What Managing A Small Business During COVID Taught Me

Working within your means is beyond important. It’s necessary.

Evan Robertson
4 min readDec 21, 2020

Recently, my mother opened a coffee shop. We call it the River Stone Cafe, and it’s become the hidden gem of the little town we opened in. Out here in Northern Ontario, there’s not a lot of variety. Finding anything with some variety that isn’t a fast-food chain is nearly impossible. That means if you want a decent cup of coffee or your favorite fancy beverage, you’ll need to hit up a place like Starbucks or even Mcdonald’s if you’re not too picky.

Find what’s missing, be it a service or a product, and fill the gap in your community.

Camera pan to small towns. The nearest Starbucks or Mcdonald’s is over a half-hour away from town. Longer if you take traffic into account once you get to “the big city” (for us that’s roughly any city with a population over 25,000).

Photo by Fahmi Fakhrudin on Unsplash

Obviously, this irks a lot of people who have come to appreciate finer coffee but still want the peace and quiet of living in the great white north. So when we moved nearby and drove through our quaint little town, we quickly noticed it lacked something; a coffee shop. Not even a fancy coffee shop, just any place to get coffee at all. There was nothing, besides a small breakfast restaurant.

So with this new business idea in hand, my mother went to work. Together with the help of family and the community, we opened a cafe in the downtown section of town. Despite the difficult times, what with Covid and all that, we managed to have a successful business up and running.

Despite the tight restrictions on small businesses due to COVID, there’s still a way to make it work and make ends meet.

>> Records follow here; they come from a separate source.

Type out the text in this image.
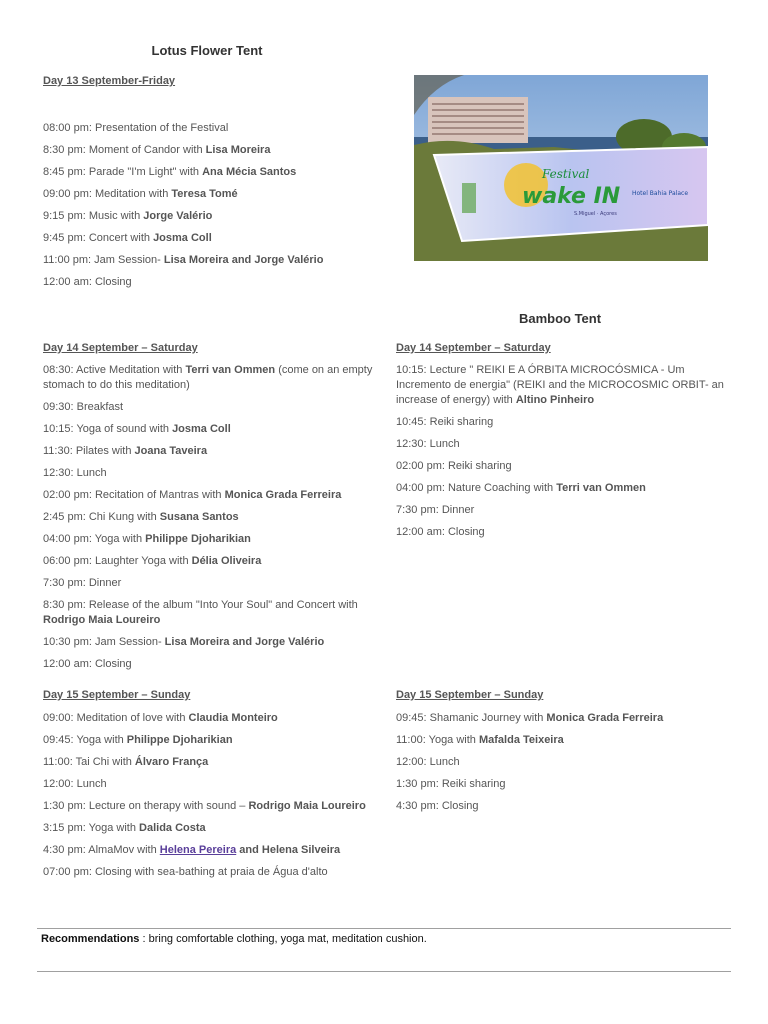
Lotus Flower Tent
Day 13 September-Friday
08:00 pm: Presentation of the Festival
8:30 pm: Moment of Candor with Lisa Moreira
8:45 pm: Parade "I'm Light" with Ana Mécia Santos
09:00 pm: Meditation with Teresa Tomé
9:15 pm: Music with Jorge Valério
9:45 pm: Concert with Josma Coll
11:00 pm: Jam Session- Lisa Moreira and Jorge Valério
12:00 am: Closing
Festival
wake IN
S.Miguel · Açores
Hotel Bahia Palace
Bamboo Tent
Day 14 September – Saturday
08:30: Active Meditation with Terri van Ommen (come on an empty stomach to do this meditation)
09:30: Breakfast
10:15: Yoga of sound with Josma Coll
11:30: Pilates with Joana Taveira
12:30: Lunch
02:00 pm: Recitation of Mantras with Monica Grada Ferreira
2:45 pm: Chi Kung with Susana Santos
04:00 pm: Yoga with Philippe Djoharikian
06:00 pm: Laughter Yoga with Délia Oliveira
7:30 pm: Dinner
8:30 pm: Release of the album "Into Your Soul" and Concert with Rodrigo Maia Loureiro
10:30 pm: Jam Session- Lisa Moreira and Jorge Valério
12:00 am: Closing
Day 14 September – Saturday
10:15: Lecture " REIKI E A ÓRBITA MICROCÓSMICA - Um Incremento de energia" (REIKI and the MICROCOSMIC ORBIT- an increase of energy) with Altino Pinheiro
10:45: Reiki sharing
12:30: Lunch
02:00 pm: Reiki sharing
04:00 pm: Nature Coaching with Terri van Ommen
7:30 pm: Dinner
12:00 am: Closing
Day 15 September – Sunday
09:00: Meditation of love with Claudia Monteiro
09:45: Yoga with Philippe Djoharikian
11:00: Tai Chi with Álvaro França
12:00: Lunch
1:30 pm: Lecture on therapy with sound – Rodrigo Maia Loureiro
3:15 pm: Yoga with Dalida Costa
4:30 pm: AlmaMov with Helena Pereira and Helena Silveira
07:00 pm: Closing with sea-bathing at praia de Água d'alto
Day 15 September – Sunday
09:45: Shamanic Journey with Monica Grada Ferreira
11:00: Yoga with Mafalda Teixeira
12:00: Lunch
1:30 pm: Reiki sharing
4:30 pm: Closing
Recommendations : bring comfortable clothing, yoga mat, meditation cushion.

Don’t let a pandemic bring your ideas and life to a halt.

The job wasn’t over though. I had managing experience but had never worked on something this ambitious. My mother is great at business and taxes, having handled many before, but serving food and coffee was an entirely different playing field. Putting our heads together, we formulated some basic ideas, but it went a little off track.

Photo by Svetlana Sidorenko on Unsplash

In a few weeks, we realized we were wasting way too much of our bakery stock. The variety was too vast for a small town that enjoyed donuts and butter tarts, and the fancier things weren’t selling. So our first lesson was to work within our means. We couldn’t afford the man-power to make things fresh, nor could we sell enough to put out a large variety every day.

The answer to both was to cut down on costs and work. During the weekdays, we only serve a limited number of bakery items. If we sell out of nearly everything, we made enough. If we have leftovers, we went overboard. As for having freshly baked goods on our menu, we decided to do donuts, once a week. Thus, Dougnut Saturday was born.

Saturdays are for the Doughnuts. Change my mind.

Saturday was always going to be our busiest day of the week, that was a no brainer. So we capitalized on that and focused our better tasting, freshest inventory to be out when we had the most customers.

With this tacket in mind, we managed to reduce costs and increase our weekend profits. It’s not a perfect system, by any means. But it’s a hundred times better than wasting food, which makes us and our wallets feel not so great.

TLDR; Don’t shoot for the moon when you’re just trying to reach your profit margin. Work within your means by avoiding overspending and inventory waste.